Ее брат-близнец, Алексей
Васильевич, в советское время жил и работал в Харькове, инженером на тракторном
заводе, но в 1937 году был арестован по доносу «друзей» за рассказанный якобы
политический анекдот и погиб в одном из лагерей ГУЛАГа под Хабаровском.

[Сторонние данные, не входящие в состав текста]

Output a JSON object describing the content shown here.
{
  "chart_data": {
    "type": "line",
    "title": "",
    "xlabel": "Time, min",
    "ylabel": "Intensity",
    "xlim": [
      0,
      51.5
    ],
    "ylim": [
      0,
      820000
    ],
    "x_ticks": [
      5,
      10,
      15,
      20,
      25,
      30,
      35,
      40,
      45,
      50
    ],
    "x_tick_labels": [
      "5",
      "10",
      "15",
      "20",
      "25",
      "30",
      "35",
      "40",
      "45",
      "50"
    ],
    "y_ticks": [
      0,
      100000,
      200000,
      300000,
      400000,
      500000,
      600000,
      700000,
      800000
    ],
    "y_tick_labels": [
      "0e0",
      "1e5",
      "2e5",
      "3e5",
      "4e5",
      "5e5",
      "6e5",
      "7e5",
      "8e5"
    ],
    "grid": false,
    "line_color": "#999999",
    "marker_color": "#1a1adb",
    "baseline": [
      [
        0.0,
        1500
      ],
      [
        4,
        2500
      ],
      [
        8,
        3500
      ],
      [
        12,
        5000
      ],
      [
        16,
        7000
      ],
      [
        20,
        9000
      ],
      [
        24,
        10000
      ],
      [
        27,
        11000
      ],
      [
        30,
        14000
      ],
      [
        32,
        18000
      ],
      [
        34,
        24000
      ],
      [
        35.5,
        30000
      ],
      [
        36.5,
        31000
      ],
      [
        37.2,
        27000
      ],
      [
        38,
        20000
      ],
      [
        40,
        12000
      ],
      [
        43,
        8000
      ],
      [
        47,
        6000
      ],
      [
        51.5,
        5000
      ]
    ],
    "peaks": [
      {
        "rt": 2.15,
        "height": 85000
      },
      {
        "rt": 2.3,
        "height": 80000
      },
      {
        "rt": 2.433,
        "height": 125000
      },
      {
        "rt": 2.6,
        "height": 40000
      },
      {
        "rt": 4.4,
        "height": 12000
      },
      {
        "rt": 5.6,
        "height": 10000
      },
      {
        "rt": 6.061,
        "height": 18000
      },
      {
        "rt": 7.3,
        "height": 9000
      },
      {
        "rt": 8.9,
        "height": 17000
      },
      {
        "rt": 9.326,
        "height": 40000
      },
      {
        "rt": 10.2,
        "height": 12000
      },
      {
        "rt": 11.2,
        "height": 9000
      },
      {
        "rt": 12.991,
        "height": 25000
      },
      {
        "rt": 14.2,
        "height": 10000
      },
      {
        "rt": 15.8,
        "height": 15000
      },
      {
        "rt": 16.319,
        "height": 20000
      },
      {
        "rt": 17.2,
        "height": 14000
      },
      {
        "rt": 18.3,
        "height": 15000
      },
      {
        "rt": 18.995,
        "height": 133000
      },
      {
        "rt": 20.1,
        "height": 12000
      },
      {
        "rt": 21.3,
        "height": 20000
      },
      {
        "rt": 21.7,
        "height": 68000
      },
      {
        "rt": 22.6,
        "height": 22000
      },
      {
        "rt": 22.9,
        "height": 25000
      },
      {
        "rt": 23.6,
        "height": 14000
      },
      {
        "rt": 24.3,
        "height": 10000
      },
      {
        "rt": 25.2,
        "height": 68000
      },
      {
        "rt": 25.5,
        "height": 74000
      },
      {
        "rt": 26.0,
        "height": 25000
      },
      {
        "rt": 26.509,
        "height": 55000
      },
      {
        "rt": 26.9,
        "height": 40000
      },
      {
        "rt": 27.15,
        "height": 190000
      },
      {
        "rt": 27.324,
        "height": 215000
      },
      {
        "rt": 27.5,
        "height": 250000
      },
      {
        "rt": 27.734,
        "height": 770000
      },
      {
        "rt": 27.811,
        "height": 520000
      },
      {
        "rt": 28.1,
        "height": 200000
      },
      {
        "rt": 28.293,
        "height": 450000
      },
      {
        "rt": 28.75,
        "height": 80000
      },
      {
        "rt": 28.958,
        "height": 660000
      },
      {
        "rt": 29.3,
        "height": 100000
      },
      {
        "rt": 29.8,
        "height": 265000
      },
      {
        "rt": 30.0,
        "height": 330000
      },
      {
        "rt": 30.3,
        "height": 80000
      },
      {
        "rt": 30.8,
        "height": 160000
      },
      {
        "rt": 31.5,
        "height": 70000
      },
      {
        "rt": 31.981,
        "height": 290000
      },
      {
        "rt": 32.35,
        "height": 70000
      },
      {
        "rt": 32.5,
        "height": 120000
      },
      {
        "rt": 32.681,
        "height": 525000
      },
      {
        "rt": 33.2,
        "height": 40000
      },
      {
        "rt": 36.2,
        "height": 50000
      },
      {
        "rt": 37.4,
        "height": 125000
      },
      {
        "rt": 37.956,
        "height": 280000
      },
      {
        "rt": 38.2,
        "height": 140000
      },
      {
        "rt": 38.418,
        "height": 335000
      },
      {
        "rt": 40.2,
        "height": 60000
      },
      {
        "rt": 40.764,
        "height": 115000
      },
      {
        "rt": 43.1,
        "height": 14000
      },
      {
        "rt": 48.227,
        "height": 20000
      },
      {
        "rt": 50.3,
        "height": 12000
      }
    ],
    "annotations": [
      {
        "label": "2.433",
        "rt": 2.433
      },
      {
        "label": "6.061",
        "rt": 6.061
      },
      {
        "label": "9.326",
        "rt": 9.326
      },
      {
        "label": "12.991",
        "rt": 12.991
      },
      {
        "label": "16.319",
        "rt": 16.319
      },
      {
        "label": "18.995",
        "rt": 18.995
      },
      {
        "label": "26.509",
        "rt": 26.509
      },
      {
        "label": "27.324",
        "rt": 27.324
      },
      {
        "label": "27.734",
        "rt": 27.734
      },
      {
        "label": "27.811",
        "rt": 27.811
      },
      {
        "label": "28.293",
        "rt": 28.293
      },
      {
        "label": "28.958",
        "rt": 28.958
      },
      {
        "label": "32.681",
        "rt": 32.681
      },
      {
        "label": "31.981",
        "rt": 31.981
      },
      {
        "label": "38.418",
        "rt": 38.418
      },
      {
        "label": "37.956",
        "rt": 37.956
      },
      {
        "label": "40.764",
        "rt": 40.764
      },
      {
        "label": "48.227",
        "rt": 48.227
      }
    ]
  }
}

По словам моих родных, летняя
жизнь в Коктебеле была беспечной, веселой, полной выдумки и розыгрышей, которые
очень любил Волошин. Ходили в горы на прогулки и устраивали пикники, встречали
восход солнца, часто с Максом, купались в Тихой бухте, катались на яхте моего
дяди Николая Васильевича, которую он назвал «Ардавда», играли в теннис на
единственном в Коктебеле теннисном корте на нашей даче, куда приходили и
Алексей Толстой, и Вересаев, и Мандельштам. В песенке о «зеленой крокодиле»,
сочиненной в ту пору, был куплет: «И к Павловым на дачу, забравшись на удачу,
ракетки их сожрала в один миг».
Еще когда в Крыму была
Врангелевская республика и в Коктебеле стояли английские крейсера, англичане
предлагали моей семье уехать с ними, так как бабушка была наполовину
англичанка, но они все отказались. Бабушка не мыслила своей жизни вне России,
вне Крыма, вне Коктебеля. И она никогда об этом не жалела, хотя по вине
советской власти закончила свои дни в Феодосии в казенной комнатушке при
галерее Айвазовского, где работала «научным сотрудником», то есть
экскурсоводом.
В их доме в Карантине до войны и
в Галерее Айвазовского после войны всегда были люди, которые заходили просто
так или на вечерний чай с баранками, — феодосийцы и приезжающие в Феодосию
отдыхать. Я хорошо помню дальних родственников бабушки Руссенов, Варвару
Яковлевну Дурново — родственницу бывшего царского министра, которая
рассказывала, что, когда они жили в квартире Пушкина на Мойке, видела однажды
его тень в длинной ночной рубашке, шедшую из «его» кабинета; Веру Павловну
Безобразову, племянницу философа и поэта В.С.Соловьева, внучку историка
С.М.Соловьева, которая после войны жила в Мокве за занавеской у Эфронов и
помогала моей маме по хозяйству, чтобы прокормиться. И, конечно же, народную
артистку СССР Надежду Андреевну Обухову, которая после продажи нашей
коктебельской дачи в 1937 году стала приезжать летом в Феодосию. Там она и
умерла летом 1961 года от паралича сердца, перегревшись на солнце на Золотом
пляже.
Сейчас ничего не осталось ни от
первого дома Юнге, ни от домов Павловых и Манасеиных, ни от склепа Юнге на
берегу моря, который разграбили в революцию, а трупы выбросили. К сожалению, от
большой, талантливой и артистической семьи Павловых никого уже не осталось в
живых. Чудом уцелел дом Волошина и несколько других, еще долго привлекавших к
себе умы и сердца.
1 American
Relief Administration — Администрация американской помощи (России).